Hope Faith will have staff on-site around the clock, occupying one of the rooms on the floor they are monitoring. One room will also be reserved for the Heart to Heart International medical team.

“We will be able to provide medical on-site for any urgent or any other types of situations,” Van Sickle said.

Hope Faith will be simultaneously doing rapid re-housing for these families, which means as soon as they check in, the organization’s Coordinated Entry Team will begin caseworking with them to get them connected to benefits, and other resources like housing vouchers or emergency funding they may qualify for.

A shuttle system is in place to take guests from the hotel to Hope Faith’s campus, or to other resource centers. They will also have the ability to use telemed appointments to communicate with staff.

“We don’t want this to be a long-term thing for guests,” Van Sickle said. “We want to get guests checked in, we’re providing them three meals a day.”

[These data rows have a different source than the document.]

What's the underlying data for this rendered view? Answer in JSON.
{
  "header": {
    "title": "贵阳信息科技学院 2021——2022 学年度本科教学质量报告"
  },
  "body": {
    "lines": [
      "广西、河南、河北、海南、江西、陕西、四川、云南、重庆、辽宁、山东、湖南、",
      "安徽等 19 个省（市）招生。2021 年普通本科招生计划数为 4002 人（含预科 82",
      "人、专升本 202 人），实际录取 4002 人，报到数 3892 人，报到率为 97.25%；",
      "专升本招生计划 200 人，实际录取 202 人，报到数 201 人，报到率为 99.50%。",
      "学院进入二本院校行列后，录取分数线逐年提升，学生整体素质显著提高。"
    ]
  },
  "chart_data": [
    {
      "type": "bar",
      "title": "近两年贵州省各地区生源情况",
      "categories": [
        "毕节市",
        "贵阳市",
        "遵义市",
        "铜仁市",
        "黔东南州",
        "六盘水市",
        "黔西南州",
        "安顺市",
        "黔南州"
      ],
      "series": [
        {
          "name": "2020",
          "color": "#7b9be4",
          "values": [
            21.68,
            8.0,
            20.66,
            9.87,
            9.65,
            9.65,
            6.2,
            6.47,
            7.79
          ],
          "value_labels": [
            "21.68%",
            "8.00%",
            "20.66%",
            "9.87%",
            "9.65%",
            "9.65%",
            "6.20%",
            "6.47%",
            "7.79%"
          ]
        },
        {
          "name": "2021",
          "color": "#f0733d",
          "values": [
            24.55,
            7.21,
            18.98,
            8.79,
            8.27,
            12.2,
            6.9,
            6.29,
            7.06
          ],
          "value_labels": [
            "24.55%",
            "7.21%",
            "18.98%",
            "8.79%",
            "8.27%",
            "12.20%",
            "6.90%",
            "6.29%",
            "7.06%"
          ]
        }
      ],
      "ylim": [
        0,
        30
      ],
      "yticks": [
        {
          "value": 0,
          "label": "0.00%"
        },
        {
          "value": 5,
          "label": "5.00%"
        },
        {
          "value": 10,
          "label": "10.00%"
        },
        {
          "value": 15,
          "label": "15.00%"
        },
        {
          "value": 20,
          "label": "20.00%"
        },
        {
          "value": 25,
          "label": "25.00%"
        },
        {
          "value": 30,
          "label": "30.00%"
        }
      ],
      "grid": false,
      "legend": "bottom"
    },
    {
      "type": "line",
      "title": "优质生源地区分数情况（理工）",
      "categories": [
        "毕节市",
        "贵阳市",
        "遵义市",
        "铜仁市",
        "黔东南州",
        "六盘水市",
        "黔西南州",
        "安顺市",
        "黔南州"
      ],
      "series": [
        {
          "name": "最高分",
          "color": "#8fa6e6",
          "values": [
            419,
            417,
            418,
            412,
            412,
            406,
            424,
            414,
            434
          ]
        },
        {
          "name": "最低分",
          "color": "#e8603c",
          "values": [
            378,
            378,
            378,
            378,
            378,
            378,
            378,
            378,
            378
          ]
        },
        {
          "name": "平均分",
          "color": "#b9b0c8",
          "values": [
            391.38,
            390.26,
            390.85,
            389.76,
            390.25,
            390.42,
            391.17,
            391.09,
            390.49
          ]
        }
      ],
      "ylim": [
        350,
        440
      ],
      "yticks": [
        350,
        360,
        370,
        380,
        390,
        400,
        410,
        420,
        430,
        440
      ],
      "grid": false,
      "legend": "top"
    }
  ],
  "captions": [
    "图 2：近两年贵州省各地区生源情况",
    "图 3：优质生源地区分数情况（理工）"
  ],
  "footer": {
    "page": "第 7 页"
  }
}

“The one thing I keep repeating constantly is that for the last 11 months we’ve still been on the ground, and… we’re still doing this,” Van Sickle said. “We’ve been on the front line since the beginning of this. We still have our entire outside village, we haven’t moved back inside. We’ve converted our warehouse to a warming center, but we’re still following COVID protocols to ensure the safety and security of our community.”

Van Sickle said this is a chance for agencies to come together and work as a community, which they have struggled to do in the past while competing for funding.

Through the Emergency Services Grant CARES Fund, Hope Faith will be reimbursed for what it spends on this project, but received no funding up front.

“I have to report every single penny and how I spend it to get that reimbursed,” Van Sickle said.

Hope Faith will process intakes at its 705 Virginia Ave., not at the hotel. Anyone seeking assistance should go to the Hope Faith campus on Virginia Avenue.